If the values of X1 and X2 are positive and positively correlated with Y, then of course X1*X2 will be significant when used alone in a model: it is positively correlated with both X1 and X2 and therefore should be correlated with Y. But that tells us nothing.
Let's look at a small example using the following data:
X1 X2 Y
14.041 13.6205 25.6893
17.1413 14.2088 32.3733
18.2874 16.1873 34.261
18.285 14.6539 31.8483
13.9504 13.6742 26.6726
17.0211 13.9576 31.6815
15.6146 17.4936 32.7113
14.4232 16.9606 30.4182
14.8142 15.5246 31.1612
15.4794 14.4887 31.1827
10.9243 16.1642 28.1331
14.8455 15.1099 29.4972
X1, X2, and X1*X2 (scaled down by 1/20 for easy plotting) are correlated with Y, but the product X1*X2 clearly is much more strongly correlated with Y than either of X1 or X2:

(Correlation is a useful way to describe these relationships because all three plots appear sufficiently linear and homoscedastic.)
Let's do some regression.
Y ~ X1*X2. The p-value is 0.000072 and the mean square residual is 1.37.
Y ~ X1 + X2. The p-values are .00041 and .00038, respectively. The mean square residual is 1.33. The individual p-values are not as low as in the preceding model (if you care about such things) and the mean square residual is only a tiny bit lower, despite using two variables instead of 1.
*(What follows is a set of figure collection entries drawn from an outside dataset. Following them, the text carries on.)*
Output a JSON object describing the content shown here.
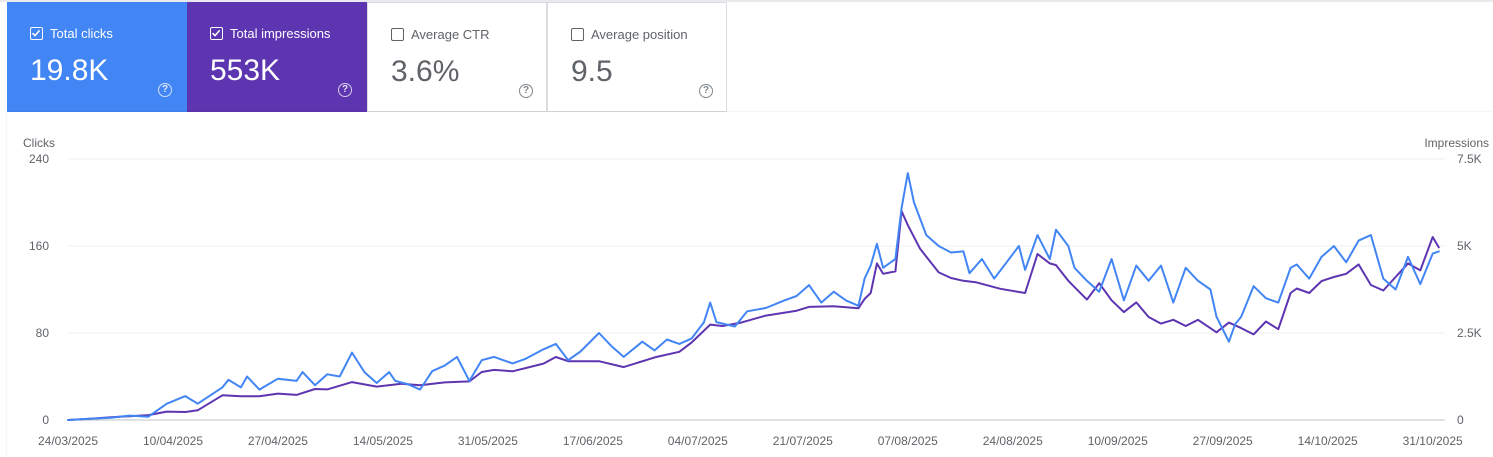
{
  "metrics": [
    {
      "label": "Total clicks",
      "value": "19.8K",
      "selected": true,
      "color": "#4285f4"
    },
    {
      "label": "Total impressions",
      "value": "553K",
      "selected": true,
      "color": "#5e35b1"
    },
    {
      "label": "Average CTR",
      "value": "3.6%",
      "selected": false,
      "color": "#ffffff"
    },
    {
      "label": "Average position",
      "value": "9.5",
      "selected": false,
      "color": "#ffffff"
    }
  ],
  "chart_data": {
    "type": "line",
    "ylabel_left": "Clicks",
    "ylabel_right": "Impressions",
    "y_left_ticks": [
      "240",
      "160",
      "80",
      "0"
    ],
    "y_right_ticks": [
      "7.5K",
      "5K",
      "2.5K",
      "0"
    ],
    "y_left_range": [
      0,
      240
    ],
    "y_right_range": [
      0,
      7500
    ],
    "x_ticks": [
      "24/03/2025",
      "10/04/2025",
      "27/04/2025",
      "14/05/2025",
      "31/05/2025",
      "17/06/2025",
      "04/07/2025",
      "21/07/2025",
      "07/08/2025",
      "24/08/2025",
      "10/09/2025",
      "27/09/2025",
      "14/10/2025",
      "31/10/2025"
    ],
    "x_range": [
      "24/03/2025",
      "02/11/2025"
    ],
    "grid": true,
    "series": [
      {
        "name": "Clicks",
        "axis": "left",
        "color": "#4285f4",
        "points": [
          [
            "24/03/2025",
            0
          ],
          [
            "27/03/2025",
            1
          ],
          [
            "31/03/2025",
            2
          ],
          [
            "03/04/2025",
            4
          ],
          [
            "06/04/2025",
            3
          ],
          [
            "09/04/2025",
            15
          ],
          [
            "12/04/2025",
            22
          ],
          [
            "14/04/2025",
            15
          ],
          [
            "18/04/2025",
            30
          ],
          [
            "19/04/2025",
            37
          ],
          [
            "21/04/2025",
            30
          ],
          [
            "22/04/2025",
            40
          ],
          [
            "24/04/2025",
            28
          ],
          [
            "27/04/2025",
            38
          ],
          [
            "30/04/2025",
            36
          ],
          [
            "01/05/2025",
            44
          ],
          [
            "03/05/2025",
            32
          ],
          [
            "05/05/2025",
            42
          ],
          [
            "07/05/2025",
            40
          ],
          [
            "09/05/2025",
            62
          ],
          [
            "11/05/2025",
            44
          ],
          [
            "13/05/2025",
            34
          ],
          [
            "15/05/2025",
            44
          ],
          [
            "16/05/2025",
            36
          ],
          [
            "18/05/2025",
            33
          ],
          [
            "20/05/2025",
            28
          ],
          [
            "22/05/2025",
            45
          ],
          [
            "24/05/2025",
            50
          ],
          [
            "26/05/2025",
            58
          ],
          [
            "28/05/2025",
            36
          ],
          [
            "30/05/2025",
            55
          ],
          [
            "01/06/2025",
            58
          ],
          [
            "04/06/2025",
            52
          ],
          [
            "06/06/2025",
            56
          ],
          [
            "09/06/2025",
            65
          ],
          [
            "11/06/2025",
            70
          ],
          [
            "13/06/2025",
            55
          ],
          [
            "15/06/2025",
            63
          ],
          [
            "18/06/2025",
            80
          ],
          [
            "20/06/2025",
            68
          ],
          [
            "22/06/2025",
            58
          ],
          [
            "25/06/2025",
            72
          ],
          [
            "27/06/2025",
            64
          ],
          [
            "29/06/2025",
            74
          ],
          [
            "01/07/2025",
            70
          ],
          [
            "03/07/2025",
            75
          ],
          [
            "05/07/2025",
            90
          ],
          [
            "06/07/2025",
            108
          ],
          [
            "07/07/2025",
            90
          ],
          [
            "10/07/2025",
            86
          ],
          [
            "12/07/2025",
            100
          ],
          [
            "15/07/2025",
            103
          ],
          [
            "18/07/2025",
            110
          ],
          [
            "20/07/2025",
            114
          ],
          [
            "22/07/2025",
            124
          ],
          [
            "24/07/2025",
            108
          ],
          [
            "26/07/2025",
            118
          ],
          [
            "28/07/2025",
            110
          ],
          [
            "30/07/2025",
            105
          ],
          [
            "31/07/2025",
            130
          ],
          [
            "01/08/2025",
            142
          ],
          [
            "02/08/2025",
            162
          ],
          [
            "03/08/2025",
            140
          ],
          [
            "05/08/2025",
            148
          ],
          [
            "06/08/2025",
            195
          ],
          [
            "07/08/2025",
            227
          ],
          [
            "08/08/2025",
            200
          ],
          [
            "10/08/2025",
            170
          ],
          [
            "12/08/2025",
            160
          ],
          [
            "14/08/2025",
            154
          ],
          [
            "16/08/2025",
            155
          ],
          [
            "17/08/2025",
            135
          ],
          [
            "19/08/2025",
            148
          ],
          [
            "21/08/2025",
            130
          ],
          [
            "23/08/2025",
            145
          ],
          [
            "25/08/2025",
            160
          ],
          [
            "26/08/2025",
            138
          ],
          [
            "28/08/2025",
            170
          ],
          [
            "30/08/2025",
            148
          ],
          [
            "31/08/2025",
            175
          ],
          [
            "02/09/2025",
            160
          ],
          [
            "03/09/2025",
            140
          ],
          [
            "05/09/2025",
            128
          ],
          [
            "07/09/2025",
            118
          ],
          [
            "09/09/2025",
            148
          ],
          [
            "11/09/2025",
            110
          ],
          [
            "13/09/2025",
            142
          ],
          [
            "15/09/2025",
            128
          ],
          [
            "17/09/2025",
            142
          ],
          [
            "19/09/2025",
            108
          ],
          [
            "21/09/2025",
            140
          ],
          [
            "23/09/2025",
            128
          ],
          [
            "25/09/2025",
            120
          ],
          [
            "26/09/2025",
            95
          ],
          [
            "28/09/2025",
            72
          ],
          [
            "29/09/2025",
            88
          ],
          [
            "30/09/2025",
            95
          ],
          [
            "02/10/2025",
            123
          ],
          [
            "04/10/2025",
            112
          ],
          [
            "06/10/2025",
            108
          ],
          [
            "08/10/2025",
            140
          ],
          [
            "09/10/2025",
            143
          ],
          [
            "11/10/2025",
            130
          ],
          [
            "13/10/2025",
            150
          ],
          [
            "15/10/2025",
            160
          ],
          [
            "17/10/2025",
            145
          ],
          [
            "19/10/2025",
            165
          ],
          [
            "21/10/2025",
            170
          ],
          [
            "23/10/2025",
            130
          ],
          [
            "25/10/2025",
            120
          ],
          [
            "27/10/2025",
            150
          ],
          [
            "29/10/2025",
            125
          ],
          [
            "31/10/2025",
            153
          ],
          [
            "01/11/2025",
            155
          ]
        ]
      },
      {
        "name": "Impressions",
        "axis": "right",
        "color": "#5e35b1",
        "points": [
          [
            "24/03/2025",
            0
          ],
          [
            "27/03/2025",
            30
          ],
          [
            "31/03/2025",
            80
          ],
          [
            "03/04/2025",
            110
          ],
          [
            "06/04/2025",
            140
          ],
          [
            "09/04/2025",
            240
          ],
          [
            "12/04/2025",
            230
          ],
          [
            "14/04/2025",
            280
          ],
          [
            "18/04/2025",
            710
          ],
          [
            "21/04/2025",
            680
          ],
          [
            "24/04/2025",
            680
          ],
          [
            "27/04/2025",
            760
          ],
          [
            "30/04/2025",
            720
          ],
          [
            "03/05/2025",
            890
          ],
          [
            "05/05/2025",
            880
          ],
          [
            "09/05/2025",
            1090
          ],
          [
            "13/05/2025",
            960
          ],
          [
            "17/05/2025",
            1040
          ],
          [
            "20/05/2025",
            1000
          ],
          [
            "24/05/2025",
            1080
          ],
          [
            "28/05/2025",
            1110
          ],
          [
            "30/05/2025",
            1380
          ],
          [
            "01/06/2025",
            1440
          ],
          [
            "04/06/2025",
            1400
          ],
          [
            "09/06/2025",
            1620
          ],
          [
            "11/06/2025",
            1810
          ],
          [
            "13/06/2025",
            1690
          ],
          [
            "18/06/2025",
            1690
          ],
          [
            "22/06/2025",
            1520
          ],
          [
            "27/06/2025",
            1800
          ],
          [
            "01/07/2025",
            1960
          ],
          [
            "03/07/2025",
            2230
          ],
          [
            "06/07/2025",
            2740
          ],
          [
            "08/07/2025",
            2700
          ],
          [
            "11/07/2025",
            2800
          ],
          [
            "15/07/2025",
            3000
          ],
          [
            "20/07/2025",
            3140
          ],
          [
            "22/07/2025",
            3250
          ],
          [
            "26/07/2025",
            3270
          ],
          [
            "30/07/2025",
            3210
          ],
          [
            "31/07/2025",
            3480
          ],
          [
            "01/08/2025",
            3650
          ],
          [
            "02/08/2025",
            4500
          ],
          [
            "03/08/2025",
            4200
          ],
          [
            "05/08/2025",
            4270
          ],
          [
            "06/08/2025",
            6000
          ],
          [
            "07/08/2025",
            5600
          ],
          [
            "09/08/2025",
            4920
          ],
          [
            "12/08/2025",
            4240
          ],
          [
            "14/08/2025",
            4080
          ],
          [
            "16/08/2025",
            4000
          ],
          [
            "18/08/2025",
            3960
          ],
          [
            "22/08/2025",
            3770
          ],
          [
            "26/08/2025",
            3650
          ],
          [
            "28/08/2025",
            4770
          ],
          [
            "30/08/2025",
            4500
          ],
          [
            "31/08/2025",
            4450
          ],
          [
            "02/09/2025",
            4000
          ],
          [
            "05/09/2025",
            3460
          ],
          [
            "07/09/2025",
            3930
          ],
          [
            "09/09/2025",
            3440
          ],
          [
            "11/09/2025",
            3100
          ],
          [
            "13/09/2025",
            3380
          ],
          [
            "15/09/2025",
            2960
          ],
          [
            "17/09/2025",
            2770
          ],
          [
            "19/09/2025",
            2880
          ],
          [
            "21/09/2025",
            2700
          ],
          [
            "23/09/2025",
            2880
          ],
          [
            "26/09/2025",
            2520
          ],
          [
            "28/09/2025",
            2800
          ],
          [
            "30/09/2025",
            2640
          ],
          [
            "02/10/2025",
            2460
          ],
          [
            "04/10/2025",
            2830
          ],
          [
            "06/10/2025",
            2610
          ],
          [
            "08/10/2025",
            3650
          ],
          [
            "09/10/2025",
            3780
          ],
          [
            "11/10/2025",
            3650
          ],
          [
            "13/10/2025",
            3990
          ],
          [
            "15/10/2025",
            4110
          ],
          [
            "17/10/2025",
            4200
          ],
          [
            "19/10/2025",
            4470
          ],
          [
            "21/10/2025",
            3880
          ],
          [
            "23/10/2025",
            3720
          ],
          [
            "25/10/2025",
            4110
          ],
          [
            "27/10/2025",
            4500
          ],
          [
            "29/10/2025",
            4300
          ],
          [
            "31/10/2025",
            5260
          ],
          [
            "01/11/2025",
            4960
          ]
        ]
      }
    ]
  }
}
Y ~ X1 + X2 + X1*X2. The p-values are .00033, .0028, and 0.129, respectively. The interaction (X1*X2) is not significant. (The mean square error has improved to 1.098, though.)
This perfectly conforms to the description of the problem: the significance of the interaction goes away when accompanied by X1 and X2 in the model.
What is going on? I generated these data by drawing X1 and X2 independently from a Normal(15,2) distribution and then forming Y by adding Normal(0,1) error to X1 + X2. In other words, apart from that error, Y depends linearly on X1 and X2; there is no interaction.
We can understand this geometrically: the plot of a surface of the form $Y = \alpha X_1 + \beta X_2$, for positive $\alpha, \beta, X_1, X_2$, is a plane; the plot of a surface of the form $Y = \gamma X_1 X_2$ ($\gamma$ positive) is a very flat hyperboloid of one sheet, assuming $X_1$ and $X_2$ stay away from $0$. That hyperboloid can be a more than adequate approximation to the plane (first regression) which in turn might be a better model for $Y$.
As others have explained at length in the referenced thread, it is rare that you can interpret an interaction by itself (regression 1); you need to include it in the context of the linear terms (regression 3) or formulate a different model altogether (as described in my reply in the referenced thread).